We can also use Google searches to track economic activity in real time. For example, the OECD has developed a tool that uses Google searches to nowcast GDP growth on a weekly basis. The algorithm gathers data related to various realms of economic activity, using search terms related to consumption (like "vehicles" and "household appliances"), labour market conditions (such as "unemployment benefits"), the housing sector (like "real estate agencies" and "mortgages"), business-related services, industrial activity, trade, and economic sentiment, among others. So, next time you are casually checking (again) whether rent prices are going up in your area, you might be contributing to a fancy economic forecast.

Wrapping up

In this post, I have shown some examples on how Google searches can be used to proxy for a wide range of outcomes when conventional data sources are not available or are contaminated by social desirability bias. This often involves being creative and leveraging pop-culture knowledge – as we saw, Bad Bunny helps us predict Hispanic population shares better than the term "Hispanic" itself.

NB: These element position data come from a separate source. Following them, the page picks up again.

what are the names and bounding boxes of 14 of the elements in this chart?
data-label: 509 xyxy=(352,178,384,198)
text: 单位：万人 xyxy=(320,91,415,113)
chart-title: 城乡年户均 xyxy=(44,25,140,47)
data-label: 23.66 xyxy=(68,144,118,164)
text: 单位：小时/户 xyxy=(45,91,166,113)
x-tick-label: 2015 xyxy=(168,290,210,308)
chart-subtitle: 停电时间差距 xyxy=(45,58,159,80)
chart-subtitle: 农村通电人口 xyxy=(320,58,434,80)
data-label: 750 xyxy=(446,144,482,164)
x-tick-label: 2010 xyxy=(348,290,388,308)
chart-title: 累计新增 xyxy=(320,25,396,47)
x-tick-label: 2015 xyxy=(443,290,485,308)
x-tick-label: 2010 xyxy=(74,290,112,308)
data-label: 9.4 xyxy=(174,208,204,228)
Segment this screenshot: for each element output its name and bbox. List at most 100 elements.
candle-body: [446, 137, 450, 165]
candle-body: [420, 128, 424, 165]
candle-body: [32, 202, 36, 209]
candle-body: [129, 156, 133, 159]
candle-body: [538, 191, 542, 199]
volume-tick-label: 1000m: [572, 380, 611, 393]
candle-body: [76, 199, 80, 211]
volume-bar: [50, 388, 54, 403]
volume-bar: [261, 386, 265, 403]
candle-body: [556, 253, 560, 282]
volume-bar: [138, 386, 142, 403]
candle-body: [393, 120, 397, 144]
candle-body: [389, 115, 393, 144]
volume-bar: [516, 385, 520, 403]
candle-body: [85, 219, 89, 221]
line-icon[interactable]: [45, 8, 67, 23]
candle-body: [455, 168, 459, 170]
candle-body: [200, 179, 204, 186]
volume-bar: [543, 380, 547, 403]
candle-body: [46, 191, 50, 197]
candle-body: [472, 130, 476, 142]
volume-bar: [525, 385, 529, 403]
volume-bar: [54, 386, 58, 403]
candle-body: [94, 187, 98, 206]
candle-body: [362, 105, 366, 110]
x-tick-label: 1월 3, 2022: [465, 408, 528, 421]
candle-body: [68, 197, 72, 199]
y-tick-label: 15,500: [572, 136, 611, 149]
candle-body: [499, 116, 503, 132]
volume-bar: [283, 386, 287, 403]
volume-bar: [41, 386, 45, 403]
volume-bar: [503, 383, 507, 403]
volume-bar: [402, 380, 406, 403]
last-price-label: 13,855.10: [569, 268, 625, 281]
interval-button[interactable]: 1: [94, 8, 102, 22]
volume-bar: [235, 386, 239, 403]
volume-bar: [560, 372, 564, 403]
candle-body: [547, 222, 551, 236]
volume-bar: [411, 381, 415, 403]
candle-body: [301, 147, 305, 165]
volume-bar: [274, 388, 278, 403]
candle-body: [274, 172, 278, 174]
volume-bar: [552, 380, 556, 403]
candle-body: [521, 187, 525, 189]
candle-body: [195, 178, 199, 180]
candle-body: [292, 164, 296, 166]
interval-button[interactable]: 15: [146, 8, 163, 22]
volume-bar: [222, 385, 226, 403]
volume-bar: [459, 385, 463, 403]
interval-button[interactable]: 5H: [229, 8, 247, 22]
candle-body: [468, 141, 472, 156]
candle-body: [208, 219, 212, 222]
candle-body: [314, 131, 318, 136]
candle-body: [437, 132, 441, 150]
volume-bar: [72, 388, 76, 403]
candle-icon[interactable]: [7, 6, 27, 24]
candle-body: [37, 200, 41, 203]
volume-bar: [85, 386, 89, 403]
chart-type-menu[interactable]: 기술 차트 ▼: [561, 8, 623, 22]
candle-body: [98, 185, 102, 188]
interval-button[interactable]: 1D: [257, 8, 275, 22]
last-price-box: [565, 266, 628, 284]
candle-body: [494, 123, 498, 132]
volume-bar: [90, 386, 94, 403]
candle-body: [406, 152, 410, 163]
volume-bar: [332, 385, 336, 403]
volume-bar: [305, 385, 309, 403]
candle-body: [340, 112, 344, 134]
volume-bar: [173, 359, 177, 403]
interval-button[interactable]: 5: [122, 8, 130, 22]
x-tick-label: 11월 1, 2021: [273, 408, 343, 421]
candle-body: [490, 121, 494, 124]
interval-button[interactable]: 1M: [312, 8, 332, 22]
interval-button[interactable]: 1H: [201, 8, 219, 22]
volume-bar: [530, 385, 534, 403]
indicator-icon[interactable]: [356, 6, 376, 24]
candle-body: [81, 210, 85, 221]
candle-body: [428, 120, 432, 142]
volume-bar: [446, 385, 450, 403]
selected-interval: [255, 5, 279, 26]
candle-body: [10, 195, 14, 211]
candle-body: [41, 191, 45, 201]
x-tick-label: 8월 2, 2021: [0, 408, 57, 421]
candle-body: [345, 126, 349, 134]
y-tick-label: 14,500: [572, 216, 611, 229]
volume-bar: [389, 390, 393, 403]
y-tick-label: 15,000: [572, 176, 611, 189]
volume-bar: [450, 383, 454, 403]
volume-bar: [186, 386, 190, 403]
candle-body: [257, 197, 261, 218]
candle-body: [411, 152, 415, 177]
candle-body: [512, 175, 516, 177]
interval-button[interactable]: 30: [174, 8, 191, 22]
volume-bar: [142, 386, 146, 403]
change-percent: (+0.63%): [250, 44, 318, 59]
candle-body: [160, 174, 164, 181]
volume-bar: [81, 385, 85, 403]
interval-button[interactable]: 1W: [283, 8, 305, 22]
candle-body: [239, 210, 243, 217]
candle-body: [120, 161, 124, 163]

That said, it does not always work. Using Google Trends for research purposes can be tricky, as most of the time you will lack the granularity needed to link the data to the relevant population. In the U.S., the data is only available at the state and metro area levels, and it is not possible to obtain data for finer geographic areas or specific demographic groups.3 For some countries, the minimum level of aggregation is too coarse to be useful: for instance, the UK's finest administrative boundary in Google Trends corresponds to the region level, which means that you will not have variation within England, Scotland, Wales, or Northern Ireland.

Still, I think it's quite cool. I will leave below a bunch of potential applications for Google Trends data that I would find particularly interesting:

  • Sexual minorities: can we use Google searches to estimate sexual minority population shares in settings where sexual orientation and identity are heavily stigmatized? Stephens-Davidowitz has some work on this for the U.S., but I would be curious to see how this could be extended to countries where sexual minorities are criminalized.
  • Political outcomes: there has been a rising concern about how polls often underestimate voting intention for far-right parties (for instance, see here). Could we predict vote shares for controversial candidates at scale with Google searches?
  • Emergency situations and public safety: during emergencies, real-time data from Google Trends can provide insights into public sentiment or areas of concern, which might be faster or more accurate other methods. For instance, in the context of natural disasters, spikes in searches for emergency services or relief efforts can indicate the most affected areas or the public’s most urgent needs.

I will leave it here. If you have worked with Google Trends data before and have some cool applications in mind you would like to share, please feel free to get in touch!


Code and data

All the code used to produce the analyses in my blog posts (if any) is publicly available in my blog's code kitchen.


1 However, with some assumptions and creativity, it is possible to come up with proxies for absolute Google search volumnes. See Appendix C in Stephens-Davidowitz (2015) for more details.

2 I identify people with Hispanic/Latino origin in the ACS using the variable HISPAN. More details can be found here.

3 One further caveat is that the Google Trends metro areas are custom aggregates and do not correspond to standard metropolitan statistical areas (MSAs) or metropolitan divisions. Due to this, there has been some attempts to map Google Trends metro areas to more granular geographic units, such as counties in the U.S.


References

  • Stephens-Davidowitz, S. (2017). Everybody lies: Big data, new data, and what the internet can tell us about who we really are. Bloomsbury Publishing.
  • Stephens-Davidowitz, S. (2015). The cost of racial animus on a black candidate: Evidence using Google search data. Journal of Public Economics, 118, 26-40.
  • Ma-Kellams, C., Or, F., Baek, J. H., & Kawachi, I. (2016). Rethinking suicide surveillance: Google search data and self-reported suicidality differentially estimate completed suicide risk. Clinical Psychological Science, 4(3), 480-484.